The woman was still looking at the view. That was how he knew that she was Greta. She wanted to punish him one last time. If it were someone he didn’t know, she would have already glanced up to see who was approaching. Olli said hello.

The woman’s head turned slowly.

Their eyes met.

“Olli.”

A cloud of smoke escaped from between her lips.

She put out her cigarette in the ashtray and smiled. Olli sat down, leant his briefcase against a leg of the table and smiled back. It was hard to look her in the eye.

“A pleasant evening,” Olli said.

“Yes,” Greta answered. “A good evening to sit together and talk about books and cities. And a good place for it.” She paused, then added dramatically, “The city is at our feet.”

She smiled ironically. Olli sensed that she hadn’t yet forgiven him for his earlier bungle. She was probably waiting to see how this meeting would go. Olli gathered his thoughts, ready to behave as he was expected to behave.

First of all he had to be an adult, dignified and self-confident, like the head of a publishing house, which was what he was.

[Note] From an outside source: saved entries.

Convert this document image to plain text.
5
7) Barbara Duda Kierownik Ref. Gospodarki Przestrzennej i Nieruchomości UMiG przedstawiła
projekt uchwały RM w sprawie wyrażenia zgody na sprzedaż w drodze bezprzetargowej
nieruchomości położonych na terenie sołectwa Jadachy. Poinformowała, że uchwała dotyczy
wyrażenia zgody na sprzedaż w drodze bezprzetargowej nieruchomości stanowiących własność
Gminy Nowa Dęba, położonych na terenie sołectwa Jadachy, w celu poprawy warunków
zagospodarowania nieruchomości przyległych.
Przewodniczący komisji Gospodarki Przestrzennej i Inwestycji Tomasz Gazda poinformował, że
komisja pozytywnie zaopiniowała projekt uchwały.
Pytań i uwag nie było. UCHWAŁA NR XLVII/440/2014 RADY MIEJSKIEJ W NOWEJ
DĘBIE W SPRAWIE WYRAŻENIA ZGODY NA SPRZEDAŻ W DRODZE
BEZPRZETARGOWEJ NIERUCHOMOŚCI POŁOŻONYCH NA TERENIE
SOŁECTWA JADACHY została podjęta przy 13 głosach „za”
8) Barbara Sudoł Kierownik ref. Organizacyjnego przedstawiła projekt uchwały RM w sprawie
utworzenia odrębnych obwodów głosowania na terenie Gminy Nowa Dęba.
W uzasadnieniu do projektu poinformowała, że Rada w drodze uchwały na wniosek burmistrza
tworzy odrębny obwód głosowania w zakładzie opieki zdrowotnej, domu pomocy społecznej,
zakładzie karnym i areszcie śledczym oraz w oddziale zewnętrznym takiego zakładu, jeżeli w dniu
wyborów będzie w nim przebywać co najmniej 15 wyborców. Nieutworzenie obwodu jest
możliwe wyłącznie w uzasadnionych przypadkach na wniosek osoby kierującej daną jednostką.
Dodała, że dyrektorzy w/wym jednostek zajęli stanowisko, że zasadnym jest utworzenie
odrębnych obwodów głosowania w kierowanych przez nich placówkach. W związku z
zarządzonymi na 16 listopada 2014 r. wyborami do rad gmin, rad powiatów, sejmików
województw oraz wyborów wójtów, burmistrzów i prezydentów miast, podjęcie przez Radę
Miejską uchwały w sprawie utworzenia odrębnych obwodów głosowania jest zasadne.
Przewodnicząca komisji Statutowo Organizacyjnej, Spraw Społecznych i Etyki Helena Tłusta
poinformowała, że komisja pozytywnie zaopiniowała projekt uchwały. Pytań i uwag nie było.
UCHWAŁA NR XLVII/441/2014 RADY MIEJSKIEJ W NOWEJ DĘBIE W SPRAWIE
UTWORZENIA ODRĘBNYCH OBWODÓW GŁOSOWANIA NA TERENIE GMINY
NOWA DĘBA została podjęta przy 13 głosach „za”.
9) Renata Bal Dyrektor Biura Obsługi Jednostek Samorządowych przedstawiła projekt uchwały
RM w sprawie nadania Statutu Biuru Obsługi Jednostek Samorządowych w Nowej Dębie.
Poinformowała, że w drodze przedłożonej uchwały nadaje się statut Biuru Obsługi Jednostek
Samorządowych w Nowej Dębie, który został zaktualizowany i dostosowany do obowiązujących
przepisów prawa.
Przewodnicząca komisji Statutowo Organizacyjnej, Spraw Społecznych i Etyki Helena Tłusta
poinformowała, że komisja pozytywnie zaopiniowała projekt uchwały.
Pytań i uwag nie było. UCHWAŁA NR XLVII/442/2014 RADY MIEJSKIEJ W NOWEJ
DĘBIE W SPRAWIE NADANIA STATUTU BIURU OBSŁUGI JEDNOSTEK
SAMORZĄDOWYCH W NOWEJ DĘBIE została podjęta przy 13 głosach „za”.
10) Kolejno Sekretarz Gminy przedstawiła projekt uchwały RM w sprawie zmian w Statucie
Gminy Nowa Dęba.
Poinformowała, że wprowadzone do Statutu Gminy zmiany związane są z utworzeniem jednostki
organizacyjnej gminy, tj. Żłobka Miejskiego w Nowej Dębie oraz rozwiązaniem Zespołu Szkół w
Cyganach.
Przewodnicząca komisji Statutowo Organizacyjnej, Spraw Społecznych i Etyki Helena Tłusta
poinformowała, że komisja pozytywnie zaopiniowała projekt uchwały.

Second, he should be a polite, friendly, respectful person; an editor who was meeting with a writer important to the firm, aware of his responsibility to make sure that she stayed with them, and aware that her sales could assure the daily bread of a large number of people.

Third, of course, was to be warm and attentive—they were, after all, old friends.

Olli remembered that they hadn’t hugged, or even shaken hands. It left an uncomfortable distance between them. It was too late to correct it. The next natural moment for it would be when they parted.